7000 middle schoolers of the group “Cavalieri” met Pope Francis last June. Among them were two groups of the roman parishes of the Navicella and the Magliana. The two seminarians that accompanied them tell about the day spent in Aula Nervi.

“Hey Martina, how did your day go?” “It was great, mom! Guess what? I saw the pope and then we went to play in Villa Dora Pamphili! I’m happy.”

Martina is one of the 7000 middle schoolers, one of the “Knights,” who come from all over Italy as well as from abroad, who last June 2nd were received in audience by Pope Francis. A couple of months back, this girl, when her parents encouraged her to consider joining a tennis club, chose the group of friends that meets every Saturday in our parish, the Navicella. Intrigued, her parents began to frequent the parish. They saw that she was happy and that they themselves were welcomed and embraced.

It was natural that weekend to see the expectation for the meeting with the Pope written on the face of every kid. You could tell they were bursting to, even for just a second, touch his hand, or to lock eyes with him, or to receive a blessing. After the impressive and disruptive silence of the 7000 kids during the recitation of the Angelus and of Morning Prayer, the most beautiful thing was to see how expectant they were, an anticipation with a touch of impatience and bolstered by some healthy adrenaline. A continual unrest, typical of when you wait for someone important, for someone who you care much about.

Pope Francis, at the entrance of the Aula Nervi, found himself in the middle of a block of about 150 Roman youngsters, who welcomed him. On the right were those of the Magliana, guided by Fr. Dino Goretti, and on the right were those of the Navicella with Fr. Luca Speziale. A jungle of small hands made the Pope’s forward progress a bit slow, but he was not at all disturbed by the screams and the joy of the kids. On the contrary: like a true father, every step of his held a gaze, a blessing, or a smile, as he looked in the eyes at all those who were in front of him. The best scene was that of Sofia who, after a handshake, received a simple “Ciao!” directly from the Pope. Moved, she immediately burst into tears. Who will ever forget a day like that?

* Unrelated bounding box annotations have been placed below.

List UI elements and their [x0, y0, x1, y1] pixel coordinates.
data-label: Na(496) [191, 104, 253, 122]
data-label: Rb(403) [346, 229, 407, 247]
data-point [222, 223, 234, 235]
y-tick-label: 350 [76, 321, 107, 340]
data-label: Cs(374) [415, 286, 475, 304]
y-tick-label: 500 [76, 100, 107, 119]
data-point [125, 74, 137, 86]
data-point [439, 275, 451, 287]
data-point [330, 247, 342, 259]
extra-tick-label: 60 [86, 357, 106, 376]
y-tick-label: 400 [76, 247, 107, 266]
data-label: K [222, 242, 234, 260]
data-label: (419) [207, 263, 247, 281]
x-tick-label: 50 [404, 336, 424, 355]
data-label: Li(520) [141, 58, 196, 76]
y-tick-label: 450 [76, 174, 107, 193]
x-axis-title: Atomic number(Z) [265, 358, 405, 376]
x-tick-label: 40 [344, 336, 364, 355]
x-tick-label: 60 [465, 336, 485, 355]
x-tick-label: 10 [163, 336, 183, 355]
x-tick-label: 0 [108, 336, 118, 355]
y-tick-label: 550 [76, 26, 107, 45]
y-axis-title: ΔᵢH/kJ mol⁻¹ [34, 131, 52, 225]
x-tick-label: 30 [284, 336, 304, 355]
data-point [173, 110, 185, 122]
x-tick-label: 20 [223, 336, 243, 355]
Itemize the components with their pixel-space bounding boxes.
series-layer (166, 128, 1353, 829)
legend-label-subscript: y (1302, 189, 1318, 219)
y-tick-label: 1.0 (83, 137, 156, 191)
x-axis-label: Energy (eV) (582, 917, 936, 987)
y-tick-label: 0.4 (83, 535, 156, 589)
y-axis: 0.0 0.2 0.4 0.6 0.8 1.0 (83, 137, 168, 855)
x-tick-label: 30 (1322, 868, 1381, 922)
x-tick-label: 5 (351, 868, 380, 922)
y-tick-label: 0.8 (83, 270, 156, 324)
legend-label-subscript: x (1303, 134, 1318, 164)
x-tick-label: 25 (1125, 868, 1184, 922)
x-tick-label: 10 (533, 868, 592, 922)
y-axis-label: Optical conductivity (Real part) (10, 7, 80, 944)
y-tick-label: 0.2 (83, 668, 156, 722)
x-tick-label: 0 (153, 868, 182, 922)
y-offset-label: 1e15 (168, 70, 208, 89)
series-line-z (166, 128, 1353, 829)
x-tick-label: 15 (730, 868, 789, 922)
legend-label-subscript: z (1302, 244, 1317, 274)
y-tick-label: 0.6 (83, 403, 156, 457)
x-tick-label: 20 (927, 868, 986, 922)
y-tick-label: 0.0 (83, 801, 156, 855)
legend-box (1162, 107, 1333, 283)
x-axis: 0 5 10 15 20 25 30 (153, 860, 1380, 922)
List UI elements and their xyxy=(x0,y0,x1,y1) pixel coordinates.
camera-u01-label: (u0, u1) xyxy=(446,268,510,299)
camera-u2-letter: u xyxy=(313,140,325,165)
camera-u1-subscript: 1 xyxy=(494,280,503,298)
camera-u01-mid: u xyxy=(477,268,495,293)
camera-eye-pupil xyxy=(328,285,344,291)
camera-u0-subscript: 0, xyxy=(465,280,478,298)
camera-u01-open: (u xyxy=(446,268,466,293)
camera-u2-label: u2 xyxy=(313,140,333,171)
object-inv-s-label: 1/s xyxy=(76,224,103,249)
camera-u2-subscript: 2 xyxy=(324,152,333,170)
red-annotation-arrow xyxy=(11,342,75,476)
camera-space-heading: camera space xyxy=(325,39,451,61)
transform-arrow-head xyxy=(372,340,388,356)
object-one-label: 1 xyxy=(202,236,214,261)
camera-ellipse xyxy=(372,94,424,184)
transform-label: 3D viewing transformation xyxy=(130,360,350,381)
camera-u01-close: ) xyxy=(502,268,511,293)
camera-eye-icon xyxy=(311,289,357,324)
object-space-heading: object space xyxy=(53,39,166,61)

After the audience, the Roman middle schoolers were lined up in Indian file along the street in Gianicolo, headed in the direction of Villa Doria Pamphili. They were joined by others from Spain, from Como and from Cuneo, as well as some students from areas closer by to Rome. In a large forest of maritime pines, which seemed to be made just for that occasion, they played together, for almost two hours. Afterwards, everyone returned home, ready to tell all about how beautiful it is to live with such a company of friends.

 

Pictured, a snapshot of the audience of Pope Francis with the middle school students in the Aula Nervi, June 2nd. Among them were some kids of our parish of St. Mary of the Rosary (photographic service of the Osservatore Romano.)